Are you really up for operations improvement?
Reading Time 4 mins
Gobeyond Partners' UK Chief Executive Officer Mark Palmer explores how we can apply Black Box Thinking from the aviation industry for robust operations improvement.
Before you start reading, I want to ask you a question: are you someone who believes things can be better, different, improved - or do you believe the die is cast?
I believe there is a correlation between those people who have ‘the growth mindset’ (in other words - people who have a genuine desire to learn from mistakes) and the way in which a business can build a robust quality system which delivers very low error rates.
As Matthew Syed points out in his book, ‘Black Box Thinking’, there is a huge contrast between the aerospace sector and virtually any other sector. Air travel is instinctively dangerous and yet surprisingly safe, in an environment where the consequences of failure are terrible.
Why is that?
A culture of transparency
Du Pont research shows that the lowest error rate in the simplest task (in the best environment, with the highest skilled people who are highly motivated) is 5 errors in 1,000. If we applied this number to airline safety, it would mean that five thousand of every one million flights would encounter a problem.
Aircrafts are incredibly complex, and are designed, built, maintained and operated by people who will make mistakes - so how do planes stay in the sky?
The introduction of the black box on every aircraft provided an objective means of conducting root-cause analysis and research into near misses and crashes.

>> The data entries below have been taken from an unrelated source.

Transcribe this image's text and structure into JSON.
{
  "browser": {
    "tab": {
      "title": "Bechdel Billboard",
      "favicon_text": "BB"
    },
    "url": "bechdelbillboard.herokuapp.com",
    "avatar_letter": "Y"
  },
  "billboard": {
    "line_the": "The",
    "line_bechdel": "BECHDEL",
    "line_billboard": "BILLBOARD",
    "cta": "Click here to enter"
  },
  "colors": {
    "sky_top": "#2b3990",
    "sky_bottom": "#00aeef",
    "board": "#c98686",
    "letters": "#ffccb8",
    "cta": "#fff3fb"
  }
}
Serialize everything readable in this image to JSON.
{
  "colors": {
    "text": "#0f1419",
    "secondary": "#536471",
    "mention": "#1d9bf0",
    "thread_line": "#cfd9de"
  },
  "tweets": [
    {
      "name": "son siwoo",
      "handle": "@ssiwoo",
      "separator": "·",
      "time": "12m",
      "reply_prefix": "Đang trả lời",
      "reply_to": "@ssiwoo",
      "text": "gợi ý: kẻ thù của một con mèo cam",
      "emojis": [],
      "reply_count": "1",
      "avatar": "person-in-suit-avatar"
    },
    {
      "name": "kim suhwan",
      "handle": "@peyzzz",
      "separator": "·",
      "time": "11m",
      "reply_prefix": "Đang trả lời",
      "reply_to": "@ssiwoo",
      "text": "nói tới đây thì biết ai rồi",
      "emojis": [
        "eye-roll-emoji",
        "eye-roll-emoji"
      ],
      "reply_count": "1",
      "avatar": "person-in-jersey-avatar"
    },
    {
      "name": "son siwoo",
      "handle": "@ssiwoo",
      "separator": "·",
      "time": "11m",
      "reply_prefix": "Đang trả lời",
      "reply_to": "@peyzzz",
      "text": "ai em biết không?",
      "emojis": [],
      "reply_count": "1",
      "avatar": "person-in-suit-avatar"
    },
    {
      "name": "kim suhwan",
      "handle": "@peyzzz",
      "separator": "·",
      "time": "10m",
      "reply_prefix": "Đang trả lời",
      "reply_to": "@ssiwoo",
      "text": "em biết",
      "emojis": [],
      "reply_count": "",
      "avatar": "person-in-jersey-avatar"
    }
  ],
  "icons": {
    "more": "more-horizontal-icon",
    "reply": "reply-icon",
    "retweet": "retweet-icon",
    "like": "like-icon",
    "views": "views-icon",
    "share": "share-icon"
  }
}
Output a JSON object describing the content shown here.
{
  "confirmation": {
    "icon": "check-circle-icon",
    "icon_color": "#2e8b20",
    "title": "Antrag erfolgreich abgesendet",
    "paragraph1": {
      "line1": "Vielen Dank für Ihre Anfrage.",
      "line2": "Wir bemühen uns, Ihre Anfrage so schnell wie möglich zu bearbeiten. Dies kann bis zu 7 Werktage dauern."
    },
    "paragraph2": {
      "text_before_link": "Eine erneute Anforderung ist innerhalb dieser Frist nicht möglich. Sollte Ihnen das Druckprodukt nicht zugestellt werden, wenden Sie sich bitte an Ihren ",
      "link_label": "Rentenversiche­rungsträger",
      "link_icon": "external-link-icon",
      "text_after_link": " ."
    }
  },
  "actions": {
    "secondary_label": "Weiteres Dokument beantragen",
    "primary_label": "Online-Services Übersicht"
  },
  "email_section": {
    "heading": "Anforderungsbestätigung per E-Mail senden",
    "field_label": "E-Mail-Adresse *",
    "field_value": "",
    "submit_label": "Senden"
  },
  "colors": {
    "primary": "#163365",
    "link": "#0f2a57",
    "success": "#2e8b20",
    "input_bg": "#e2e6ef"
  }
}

It has driven a culture of safety and improvement which has been championed by industry leadership - holding transparency and honesty as priorities, above all else.
When there has been an incident or near miss leading to procedural, engineering or systemic change, learning has been universally applied across the industry. For those who have never worked in this environment, the amount of collaboration between competitors, with regulators and the supply base comes as a real surprise.
The right culture, and the ability to remove cognitive dissonance from post-event analysis, has made learning from mistakes very powerful.
Learning from failure
Syed contrasts aerospace with medicine in the UK and the USA, where there are many avoidable deaths. Successful adoption of the aerospace approach to 'learning from failure' has been pioneered by the Virginia Mason hospital group in the US. This approach to analysing failure, coupled to a leadership regime which encourages honesty and transparency, has delivered a far lower error rate, and consequentially a much lower avoidable death rate.
A failure to learn from failure is very much apparent in other industries: financial services, utilities, telecoms - the list goes on.
The problem is systemic. All regulators are driven by a genuine desire to improve quality across an industry, yet most apply outdated thinking and build an improvement regime based on competency and inspection. This is a surprising response since we know that some of the most competent people in society (such as doctors) are part of a system where preventable deaths still exist. The system has been set up in such a way that people are not encouraged to learn from mistakes - in fact, honesty and transparency is more likely to see medical professionals punished or sued.
Time to change
Regulators, organisations, and leaders need to abandon outdated practices and realise that the route to a dramatic improvement in quality and consistent service delivery is to create environments where there is an acceptance that the process is more complicated than an individual’s ability.
Process thinking in service operations means that the big picture must be integrated - the ‘how’ or the method, the inputs, the teams and the robots all play an important part.
What you measure and how you interpret failure sets the tone and helps create an environment where we can learn from mistakes.
If we can all understand, and believe, that when things go wrong it is more complex than just an opportunity for individual blame, then we can remove a fear of failure, learn from our mistakes and allow room for real change.
So let me ask you another question: are you open to thinking differently?